Methods:A retrospective collection of consecutive cases diagnosed with UARPA at Guangzhou Women and Children's Medical Center, Guangzhou Medical University was conducted from January 2018 to January 2024. Data on patients' gender, age, weight, clinical manifestations, preoperative and postoperative auxiliary examinationResults:, treatment, follow-up duration, and follow-up outcomes were extracted from the hospital's medical record system and summarized.
Main outcome measures:Echocardiographic features before and after surgery.
Results:A total of 37 pediatric patients with UARPA were included in this study, consisting of 18 males and 19 females. The median age was 7 months (ranging from 1 day to 6 years and 9 months), with 25 cases (67.6%) under the age of 1 year. The median body weight was 6.4 kg (range: 2.7-22.1 kg). The main clinical manifestations included tachypnea (21.6%), recurrent respiratory infections (18.9%), and recurrent hemoptysis and cyanosis (16.2% each). Among the 37 cases, 27 (73.0%) had associated congenital heart defects, with the most common being atrial septal defect (ASD) or patent foramen ovale (PFO) in 23 cases (62.2%) and patent ductus arteriosus (PDA) in 12 cases (32.4%). Additionally, one patient (2.7%) had an aberrant right subclavian artery. Pulmonary hypertension was observed in 19 patients (51.4%). Echocardiographic examination revealed that the right pulmonary artery was absent at the distal main pulmonary artery, with the main pulmonary artery continuing directly into the left pulmonary artery. The right lung received blood supply through PDA or collateral vessels originating from the aorta and its arch branches. Among the 37 patients, 27 (73.0%) underwent right pulmonary artery reconstruction surgery, with a median surgical age of 5 months (range: 11 days to 4 years and 9 months). The median postoperative follow-up period was 8 months (range: 1-52 months). At the last follow-up, only two patient (7.4%) had residual pulmonary hypertension, and four patient (14.8%) developed anastomotic site stenosis of the reconstructed right pulmonary artery. The mean blood flow velocity in the reconstructed right pulmonary artery was 2.1 ± 0.7 m·s-1.
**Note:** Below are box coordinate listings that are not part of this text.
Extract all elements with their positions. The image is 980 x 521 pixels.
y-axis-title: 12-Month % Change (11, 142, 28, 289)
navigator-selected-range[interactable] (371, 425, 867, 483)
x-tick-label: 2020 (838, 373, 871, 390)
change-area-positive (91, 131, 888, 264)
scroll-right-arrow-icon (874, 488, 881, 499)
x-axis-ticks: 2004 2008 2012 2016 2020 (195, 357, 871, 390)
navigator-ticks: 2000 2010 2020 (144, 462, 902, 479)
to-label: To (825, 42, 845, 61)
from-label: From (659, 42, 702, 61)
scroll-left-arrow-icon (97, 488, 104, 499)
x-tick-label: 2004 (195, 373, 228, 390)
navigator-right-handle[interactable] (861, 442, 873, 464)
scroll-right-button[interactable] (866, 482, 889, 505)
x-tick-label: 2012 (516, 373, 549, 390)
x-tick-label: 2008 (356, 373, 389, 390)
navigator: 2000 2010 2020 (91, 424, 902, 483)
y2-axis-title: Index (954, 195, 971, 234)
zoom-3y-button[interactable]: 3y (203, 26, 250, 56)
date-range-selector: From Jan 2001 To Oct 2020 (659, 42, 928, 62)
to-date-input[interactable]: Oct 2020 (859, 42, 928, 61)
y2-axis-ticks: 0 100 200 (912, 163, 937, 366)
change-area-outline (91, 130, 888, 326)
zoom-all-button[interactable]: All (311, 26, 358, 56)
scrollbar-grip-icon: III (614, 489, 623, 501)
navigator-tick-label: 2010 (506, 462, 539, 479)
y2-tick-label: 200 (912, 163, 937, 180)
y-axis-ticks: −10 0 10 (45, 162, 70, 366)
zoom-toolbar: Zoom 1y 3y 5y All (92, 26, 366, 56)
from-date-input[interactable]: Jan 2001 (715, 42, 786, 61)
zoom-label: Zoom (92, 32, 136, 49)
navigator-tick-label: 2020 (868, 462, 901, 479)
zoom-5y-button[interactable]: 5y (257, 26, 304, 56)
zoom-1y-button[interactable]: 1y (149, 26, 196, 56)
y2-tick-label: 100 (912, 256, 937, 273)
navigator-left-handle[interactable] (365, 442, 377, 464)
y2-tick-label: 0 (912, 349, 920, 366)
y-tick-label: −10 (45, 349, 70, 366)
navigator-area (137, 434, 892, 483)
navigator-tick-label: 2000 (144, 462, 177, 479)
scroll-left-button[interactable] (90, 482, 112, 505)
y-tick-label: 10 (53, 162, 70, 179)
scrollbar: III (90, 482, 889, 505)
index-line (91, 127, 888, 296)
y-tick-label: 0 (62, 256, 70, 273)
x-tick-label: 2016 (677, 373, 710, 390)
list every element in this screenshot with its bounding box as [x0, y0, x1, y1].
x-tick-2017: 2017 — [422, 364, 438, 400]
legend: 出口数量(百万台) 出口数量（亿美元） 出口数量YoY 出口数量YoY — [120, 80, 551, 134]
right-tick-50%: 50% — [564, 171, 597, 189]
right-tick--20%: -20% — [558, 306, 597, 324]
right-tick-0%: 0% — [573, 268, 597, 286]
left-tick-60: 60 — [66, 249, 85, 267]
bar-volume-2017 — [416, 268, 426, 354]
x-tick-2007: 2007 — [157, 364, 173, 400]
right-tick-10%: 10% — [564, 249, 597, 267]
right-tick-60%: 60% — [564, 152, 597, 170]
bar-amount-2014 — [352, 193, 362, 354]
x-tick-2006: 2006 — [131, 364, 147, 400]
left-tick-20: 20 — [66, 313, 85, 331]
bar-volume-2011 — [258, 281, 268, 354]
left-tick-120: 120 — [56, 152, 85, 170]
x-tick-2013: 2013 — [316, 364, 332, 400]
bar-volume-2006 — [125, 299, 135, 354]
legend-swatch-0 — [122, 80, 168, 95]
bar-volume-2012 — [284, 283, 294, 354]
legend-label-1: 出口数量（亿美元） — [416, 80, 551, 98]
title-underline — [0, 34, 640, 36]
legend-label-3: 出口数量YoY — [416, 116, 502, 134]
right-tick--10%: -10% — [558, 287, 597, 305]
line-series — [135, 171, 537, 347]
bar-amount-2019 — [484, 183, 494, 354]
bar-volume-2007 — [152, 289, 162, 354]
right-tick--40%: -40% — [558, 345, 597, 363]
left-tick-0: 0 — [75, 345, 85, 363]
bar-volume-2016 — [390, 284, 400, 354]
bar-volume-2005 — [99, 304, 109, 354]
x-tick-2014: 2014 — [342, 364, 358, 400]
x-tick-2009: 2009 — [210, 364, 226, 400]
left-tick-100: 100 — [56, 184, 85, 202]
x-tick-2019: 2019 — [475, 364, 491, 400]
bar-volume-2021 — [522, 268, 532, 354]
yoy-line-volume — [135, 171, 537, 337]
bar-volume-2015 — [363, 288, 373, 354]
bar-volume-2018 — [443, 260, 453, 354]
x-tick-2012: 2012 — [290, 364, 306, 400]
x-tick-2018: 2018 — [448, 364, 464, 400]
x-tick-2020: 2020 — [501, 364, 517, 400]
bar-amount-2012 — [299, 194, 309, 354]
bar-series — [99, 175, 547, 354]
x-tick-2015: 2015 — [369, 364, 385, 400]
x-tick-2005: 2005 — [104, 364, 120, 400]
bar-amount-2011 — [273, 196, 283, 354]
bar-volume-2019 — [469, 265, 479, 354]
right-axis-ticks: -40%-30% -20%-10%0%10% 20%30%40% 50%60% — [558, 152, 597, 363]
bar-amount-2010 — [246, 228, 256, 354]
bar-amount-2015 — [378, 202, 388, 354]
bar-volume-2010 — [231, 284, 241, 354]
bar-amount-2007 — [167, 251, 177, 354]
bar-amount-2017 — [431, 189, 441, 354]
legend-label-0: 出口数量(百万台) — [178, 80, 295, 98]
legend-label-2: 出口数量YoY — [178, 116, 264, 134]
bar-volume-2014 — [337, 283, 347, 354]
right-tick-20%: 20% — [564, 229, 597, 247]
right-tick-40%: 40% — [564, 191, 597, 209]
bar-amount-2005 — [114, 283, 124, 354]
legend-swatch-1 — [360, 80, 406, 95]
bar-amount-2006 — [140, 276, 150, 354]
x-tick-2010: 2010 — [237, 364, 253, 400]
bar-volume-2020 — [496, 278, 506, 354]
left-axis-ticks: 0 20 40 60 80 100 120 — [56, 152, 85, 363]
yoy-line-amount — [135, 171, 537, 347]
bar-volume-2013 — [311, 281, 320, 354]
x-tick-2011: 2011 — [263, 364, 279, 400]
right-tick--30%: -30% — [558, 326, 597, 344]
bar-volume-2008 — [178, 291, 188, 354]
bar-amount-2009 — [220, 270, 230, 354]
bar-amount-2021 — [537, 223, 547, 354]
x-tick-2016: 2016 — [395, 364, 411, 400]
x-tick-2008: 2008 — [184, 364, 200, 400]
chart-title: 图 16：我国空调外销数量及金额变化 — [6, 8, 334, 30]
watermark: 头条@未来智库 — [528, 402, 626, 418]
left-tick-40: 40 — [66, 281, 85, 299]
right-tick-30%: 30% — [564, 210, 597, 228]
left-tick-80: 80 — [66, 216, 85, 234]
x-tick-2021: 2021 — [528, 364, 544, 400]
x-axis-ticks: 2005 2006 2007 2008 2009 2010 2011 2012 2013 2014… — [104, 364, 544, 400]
Conclusion:UARPA is frequently associated with atrial septal defect (ASD), patent foramen ovale (PFO) or patent ductus arteriosus (PDA) and is prone to secondary pulmonary hypertension. Pulmonary artery reconstruction surgery demonstrates favorable outcomes, with a low incidence of postoperative complications. Transthoracic echocardiography (TTE) plays a crucial role in the diagnosis and postoperative assessment of UARPA.